On June 18 1978 Robert married a girl named Janet. They went to live in Horsham, West Sussex. James Robert — my father's first great-grandchild — was born 12/23/82, followed by Mark Leonard (10/11/85) and then Anna (9/21/89).

In 2005 Robert and Janet separated. They divorced in 2007. Robert moved to Swindon,

[Added April 2011] :  In an email from Robert I hear that James is due to marry his University sweetheart Sarah on October 28 this year — in Derbyshire! (Sarah comes from Chesterfield.) James works in executive recruitment. Mark is a qualified Electrician working in Horsham for a local firm. In his free time he indulges his passion for playing soccer. Anna will graduate from Nottingham Trent University this summer after a four-year language course in Spanish and Italian.

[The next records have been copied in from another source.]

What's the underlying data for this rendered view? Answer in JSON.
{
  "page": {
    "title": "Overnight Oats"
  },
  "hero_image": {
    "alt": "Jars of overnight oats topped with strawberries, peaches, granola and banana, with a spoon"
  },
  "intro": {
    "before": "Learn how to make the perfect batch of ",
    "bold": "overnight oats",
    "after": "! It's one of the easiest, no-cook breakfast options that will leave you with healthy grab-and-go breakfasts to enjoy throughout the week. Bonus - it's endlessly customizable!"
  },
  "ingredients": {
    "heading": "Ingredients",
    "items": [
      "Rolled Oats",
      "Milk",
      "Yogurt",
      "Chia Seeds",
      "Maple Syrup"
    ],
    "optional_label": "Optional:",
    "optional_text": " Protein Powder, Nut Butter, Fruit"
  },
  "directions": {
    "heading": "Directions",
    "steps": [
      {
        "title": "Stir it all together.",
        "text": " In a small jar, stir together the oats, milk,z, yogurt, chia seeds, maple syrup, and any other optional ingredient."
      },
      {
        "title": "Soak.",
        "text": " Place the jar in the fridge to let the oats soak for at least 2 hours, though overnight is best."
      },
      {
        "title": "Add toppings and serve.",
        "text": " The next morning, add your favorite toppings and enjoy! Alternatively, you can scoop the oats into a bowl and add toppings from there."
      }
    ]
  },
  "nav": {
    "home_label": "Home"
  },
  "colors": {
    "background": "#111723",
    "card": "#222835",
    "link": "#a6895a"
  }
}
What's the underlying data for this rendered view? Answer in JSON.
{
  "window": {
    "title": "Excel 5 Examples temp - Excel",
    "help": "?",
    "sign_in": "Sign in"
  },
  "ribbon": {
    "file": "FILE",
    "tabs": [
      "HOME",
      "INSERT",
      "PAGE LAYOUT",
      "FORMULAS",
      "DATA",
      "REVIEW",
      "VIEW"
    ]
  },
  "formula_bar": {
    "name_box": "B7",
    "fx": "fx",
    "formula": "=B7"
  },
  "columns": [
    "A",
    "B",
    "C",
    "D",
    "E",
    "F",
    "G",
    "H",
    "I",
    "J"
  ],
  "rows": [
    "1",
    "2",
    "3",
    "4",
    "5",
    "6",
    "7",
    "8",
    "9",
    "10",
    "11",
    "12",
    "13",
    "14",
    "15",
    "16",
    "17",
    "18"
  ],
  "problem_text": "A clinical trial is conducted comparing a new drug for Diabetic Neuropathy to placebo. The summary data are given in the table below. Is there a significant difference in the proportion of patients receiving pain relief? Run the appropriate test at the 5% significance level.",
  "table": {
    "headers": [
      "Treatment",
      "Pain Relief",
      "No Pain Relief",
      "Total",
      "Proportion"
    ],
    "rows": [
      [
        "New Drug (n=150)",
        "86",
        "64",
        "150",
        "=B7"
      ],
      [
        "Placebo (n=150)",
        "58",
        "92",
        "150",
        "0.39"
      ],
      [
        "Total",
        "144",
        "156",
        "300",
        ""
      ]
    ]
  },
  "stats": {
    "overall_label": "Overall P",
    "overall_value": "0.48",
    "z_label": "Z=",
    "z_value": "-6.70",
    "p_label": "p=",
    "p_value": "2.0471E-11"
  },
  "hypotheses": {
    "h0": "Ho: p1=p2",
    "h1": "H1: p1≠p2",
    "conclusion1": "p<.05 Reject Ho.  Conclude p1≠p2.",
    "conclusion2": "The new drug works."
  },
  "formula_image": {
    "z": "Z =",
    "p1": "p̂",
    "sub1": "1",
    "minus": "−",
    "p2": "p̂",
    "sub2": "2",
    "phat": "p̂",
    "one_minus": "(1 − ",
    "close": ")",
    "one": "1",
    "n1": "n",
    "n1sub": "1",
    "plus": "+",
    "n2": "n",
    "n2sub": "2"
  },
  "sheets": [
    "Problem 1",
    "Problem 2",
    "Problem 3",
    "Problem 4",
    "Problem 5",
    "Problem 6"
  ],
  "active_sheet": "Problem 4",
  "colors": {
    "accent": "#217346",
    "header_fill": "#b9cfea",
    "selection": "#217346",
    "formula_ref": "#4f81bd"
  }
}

Peter Derbyshire lived in the Freshbrook district of Swindon, not far from Noel and Dorothy, until 2004, when he sold his Swindon house and bought a property in Turkey. Peter then divided his time between Swindon and Turkey. He married Angie, and they have daughters Jenna and Kelly. Kelly was married in September 2010; she gave birth to a son in early May, 2012 — my (gulp!) great-great-nephew. Peter and Angie had by that time separated. By 2016 Peter was living in the north of England.